Sleep wellness brand urges the government to amend the law to allow the UK the right to sleep


eve sleep has today published an open letter to Lord Chancellor and Secretary of State for Justice, The Rt Hon Robert Buckland QC MP, calling on him to support the campaign to recognise sleep as a human right.

Despite the fact that sleep is as important to a healthy lifestyle as exercise and nutrition, and a fundamental driver of both mental and physical wellbeing, it is not currently included within the legislated list of fundamental human rights.

The letter, which was delivered to parliament and published on a mobile billboard outside the Palace of Westminster, marks the beginning of eve’s mission to have sleep protected by law in the Human Rights Act 1998 .

The company have identified that societal health and wellbeing depends on sleep, and a change in the law could protect the rights of vulnerable groups such as the people living under the Heathrow flight path, shift workers, A&E doctors, and teachers.

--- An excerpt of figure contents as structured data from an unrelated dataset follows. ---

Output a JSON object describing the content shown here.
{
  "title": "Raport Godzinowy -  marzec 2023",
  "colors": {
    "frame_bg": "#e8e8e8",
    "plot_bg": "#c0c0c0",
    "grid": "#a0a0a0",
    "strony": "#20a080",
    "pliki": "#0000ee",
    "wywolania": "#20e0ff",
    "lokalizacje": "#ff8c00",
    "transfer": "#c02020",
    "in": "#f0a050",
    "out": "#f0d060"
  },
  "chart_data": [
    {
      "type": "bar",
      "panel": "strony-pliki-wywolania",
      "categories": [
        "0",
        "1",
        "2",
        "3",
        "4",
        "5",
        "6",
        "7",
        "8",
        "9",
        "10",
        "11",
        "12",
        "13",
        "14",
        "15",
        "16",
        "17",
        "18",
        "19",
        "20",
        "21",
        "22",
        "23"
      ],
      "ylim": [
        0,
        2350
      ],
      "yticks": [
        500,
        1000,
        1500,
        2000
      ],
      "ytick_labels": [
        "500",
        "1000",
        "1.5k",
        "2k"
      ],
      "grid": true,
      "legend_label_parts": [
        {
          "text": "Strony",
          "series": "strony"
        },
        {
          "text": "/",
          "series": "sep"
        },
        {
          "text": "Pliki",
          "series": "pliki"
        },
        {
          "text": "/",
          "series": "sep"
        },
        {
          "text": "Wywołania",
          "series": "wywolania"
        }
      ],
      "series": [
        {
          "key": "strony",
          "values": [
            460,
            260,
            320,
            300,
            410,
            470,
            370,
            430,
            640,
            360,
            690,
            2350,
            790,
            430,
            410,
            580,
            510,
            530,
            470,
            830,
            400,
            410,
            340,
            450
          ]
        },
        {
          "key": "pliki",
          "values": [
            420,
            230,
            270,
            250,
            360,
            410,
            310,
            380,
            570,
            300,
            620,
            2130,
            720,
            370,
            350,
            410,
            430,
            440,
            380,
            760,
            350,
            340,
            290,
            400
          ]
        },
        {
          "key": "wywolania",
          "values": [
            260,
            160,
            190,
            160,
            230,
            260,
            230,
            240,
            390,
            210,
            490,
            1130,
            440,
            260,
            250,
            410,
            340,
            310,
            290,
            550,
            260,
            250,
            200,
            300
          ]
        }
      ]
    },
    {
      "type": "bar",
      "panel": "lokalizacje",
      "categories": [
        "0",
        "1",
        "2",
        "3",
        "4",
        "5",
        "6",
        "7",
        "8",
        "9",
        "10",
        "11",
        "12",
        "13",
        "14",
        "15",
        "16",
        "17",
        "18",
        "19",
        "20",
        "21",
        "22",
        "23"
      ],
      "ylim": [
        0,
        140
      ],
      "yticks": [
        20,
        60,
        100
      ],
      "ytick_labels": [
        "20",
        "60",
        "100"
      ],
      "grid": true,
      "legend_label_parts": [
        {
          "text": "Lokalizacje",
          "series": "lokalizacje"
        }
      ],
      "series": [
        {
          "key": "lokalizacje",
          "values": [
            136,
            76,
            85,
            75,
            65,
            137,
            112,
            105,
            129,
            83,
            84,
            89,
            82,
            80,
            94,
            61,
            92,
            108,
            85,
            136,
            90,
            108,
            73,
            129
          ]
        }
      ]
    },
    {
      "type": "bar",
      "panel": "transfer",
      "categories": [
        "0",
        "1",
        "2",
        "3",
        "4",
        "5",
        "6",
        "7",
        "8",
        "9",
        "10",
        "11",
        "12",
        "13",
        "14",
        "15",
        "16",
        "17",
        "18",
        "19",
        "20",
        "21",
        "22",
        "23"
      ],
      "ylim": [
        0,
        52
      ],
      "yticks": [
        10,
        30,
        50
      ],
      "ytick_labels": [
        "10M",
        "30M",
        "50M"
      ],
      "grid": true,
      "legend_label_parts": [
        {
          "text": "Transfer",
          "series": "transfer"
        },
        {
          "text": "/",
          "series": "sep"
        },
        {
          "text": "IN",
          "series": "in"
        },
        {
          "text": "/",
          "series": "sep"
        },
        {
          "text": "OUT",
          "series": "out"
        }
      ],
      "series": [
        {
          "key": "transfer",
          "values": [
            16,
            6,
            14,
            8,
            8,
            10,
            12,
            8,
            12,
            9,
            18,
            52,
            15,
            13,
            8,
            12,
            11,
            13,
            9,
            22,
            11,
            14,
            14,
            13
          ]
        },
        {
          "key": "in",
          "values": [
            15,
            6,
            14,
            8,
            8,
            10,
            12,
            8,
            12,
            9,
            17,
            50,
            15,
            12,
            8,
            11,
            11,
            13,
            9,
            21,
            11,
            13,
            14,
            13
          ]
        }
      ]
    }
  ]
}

As part of the social mission to change the policy, eve sleep is assembling a team of independent experts to act as a think tank around the proposed legislation and will produce a white paper detailing the impact it will have on the country should the law change.

James Sturrock, CEO of eve sleep, said: “At eve we’re on a mission to help the nation realise and enjoy the power of sleep wellness and this campaign is another part of our mission to improve sleep for all. But to make a watertight case to the government, we are calling on the support of experts, businesses, community groups and charitable organisations across the country, to join us on our quest to help sleep become a fundamental human right.”

As of February 2016, sleep is only protected by law in India. The India’s Supreme Court reasoned that sleep comes under the right to life because sleep is essential for human beings to “maintain the delicate balance of health necessary for its very existence and survival”.  It is rumoured the UK Government is set to review evidence on sleep and health and release official guidance on the minimum number of hours of sleep people should achieve each night. However, there has been no commitment so far to amending the Human Rights Act 1998 to specifically include the right to sleep.